When studying for the parts of the examination pertaining to system policy, you can never avoid opening the policy editor and creating a policy file. You'll need to know the difference between making a policy file for Windows NT machines (NTCONFIG.POL) and for non-NT machines (CONFIG.POL) as well as the path in which to save them. You also should play with the policy editor in both Policy mode and Registry mode.
Because the Security Configuration Executive is new, expect a considerable number of questions about it. You need to know the GUI as well as command-line versions and what each will do. Know perhaps the four main switches to use in the command-line editor. Additionally, be familiar with the major sections you can change in the GUI version and how a template becomes a database and then how you can use that database to analyze and configure a Windows NT system.
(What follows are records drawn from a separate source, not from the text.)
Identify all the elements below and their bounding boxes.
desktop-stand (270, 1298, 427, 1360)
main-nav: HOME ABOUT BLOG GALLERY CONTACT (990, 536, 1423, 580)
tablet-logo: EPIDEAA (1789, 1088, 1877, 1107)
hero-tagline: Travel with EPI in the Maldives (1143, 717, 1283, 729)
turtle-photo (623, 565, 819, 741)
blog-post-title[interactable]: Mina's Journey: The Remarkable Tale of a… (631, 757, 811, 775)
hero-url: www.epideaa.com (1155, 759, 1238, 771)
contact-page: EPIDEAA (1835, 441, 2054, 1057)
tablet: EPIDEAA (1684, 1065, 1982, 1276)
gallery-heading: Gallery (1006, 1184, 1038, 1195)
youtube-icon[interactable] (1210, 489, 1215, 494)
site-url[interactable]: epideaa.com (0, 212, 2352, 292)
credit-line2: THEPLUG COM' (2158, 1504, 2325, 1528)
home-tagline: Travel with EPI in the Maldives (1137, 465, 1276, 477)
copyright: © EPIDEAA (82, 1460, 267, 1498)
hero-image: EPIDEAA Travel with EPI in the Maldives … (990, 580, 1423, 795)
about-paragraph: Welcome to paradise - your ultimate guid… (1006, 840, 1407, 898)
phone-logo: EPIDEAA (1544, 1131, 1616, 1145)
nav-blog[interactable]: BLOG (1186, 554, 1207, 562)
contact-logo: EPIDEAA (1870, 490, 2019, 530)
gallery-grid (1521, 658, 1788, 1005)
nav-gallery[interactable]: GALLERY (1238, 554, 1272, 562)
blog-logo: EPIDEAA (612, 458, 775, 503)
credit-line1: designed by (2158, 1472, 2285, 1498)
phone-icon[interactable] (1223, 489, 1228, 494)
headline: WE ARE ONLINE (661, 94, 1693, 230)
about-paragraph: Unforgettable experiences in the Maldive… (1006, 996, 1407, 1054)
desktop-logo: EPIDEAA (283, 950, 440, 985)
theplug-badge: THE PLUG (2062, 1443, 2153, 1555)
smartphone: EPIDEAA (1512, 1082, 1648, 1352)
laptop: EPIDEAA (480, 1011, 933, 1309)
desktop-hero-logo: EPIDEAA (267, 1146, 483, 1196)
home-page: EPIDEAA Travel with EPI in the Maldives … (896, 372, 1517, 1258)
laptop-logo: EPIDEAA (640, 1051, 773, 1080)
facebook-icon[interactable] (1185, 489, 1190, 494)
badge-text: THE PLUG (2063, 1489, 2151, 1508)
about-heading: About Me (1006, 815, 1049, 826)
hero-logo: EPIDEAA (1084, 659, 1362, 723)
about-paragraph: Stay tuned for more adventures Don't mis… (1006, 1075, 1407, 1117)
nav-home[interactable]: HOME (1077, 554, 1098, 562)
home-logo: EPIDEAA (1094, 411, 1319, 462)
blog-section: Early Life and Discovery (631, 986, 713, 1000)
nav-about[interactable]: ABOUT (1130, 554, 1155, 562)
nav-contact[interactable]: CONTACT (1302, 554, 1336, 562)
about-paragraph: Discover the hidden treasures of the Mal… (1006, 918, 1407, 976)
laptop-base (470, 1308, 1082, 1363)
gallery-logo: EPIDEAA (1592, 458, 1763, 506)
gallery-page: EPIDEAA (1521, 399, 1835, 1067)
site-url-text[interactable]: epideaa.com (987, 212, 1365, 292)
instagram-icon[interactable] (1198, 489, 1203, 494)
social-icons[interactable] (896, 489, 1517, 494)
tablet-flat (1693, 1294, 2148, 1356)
For the trust piece of the exam, you must understand the terminology of trusts. This can't be overstated. Be sure you understand which is the reliable and. Trusting domain in an one-way trust relationship. Make sure that you understand what is meant when you are told that A trusts B. Know about the intransitivity of trust relationships. Additionally , know the 5 trust models and what the basic configuration is (users in trusted domains, resources in trusting domains).
Introduction
As you can see by the chapter outline, this chapter covers a variety of advanced subjects. The postulate that ties them all together is that of security. In a safe environment, the following are true:
Users are asked to change their password often (account policy).
Users get access only to the system resources that they have to access (system policy).
Regular checks make sure that attempts at unauthorized access to resources are discovered and corrected/forestalled (verifying).
All servers are maintained at an identifiable standard of security (Security Configuration Manager).
The dealings between domains is controlled and done in a way so as not to come to a compromise on the security of either domain (trusts).
This chapter debates all these subjects.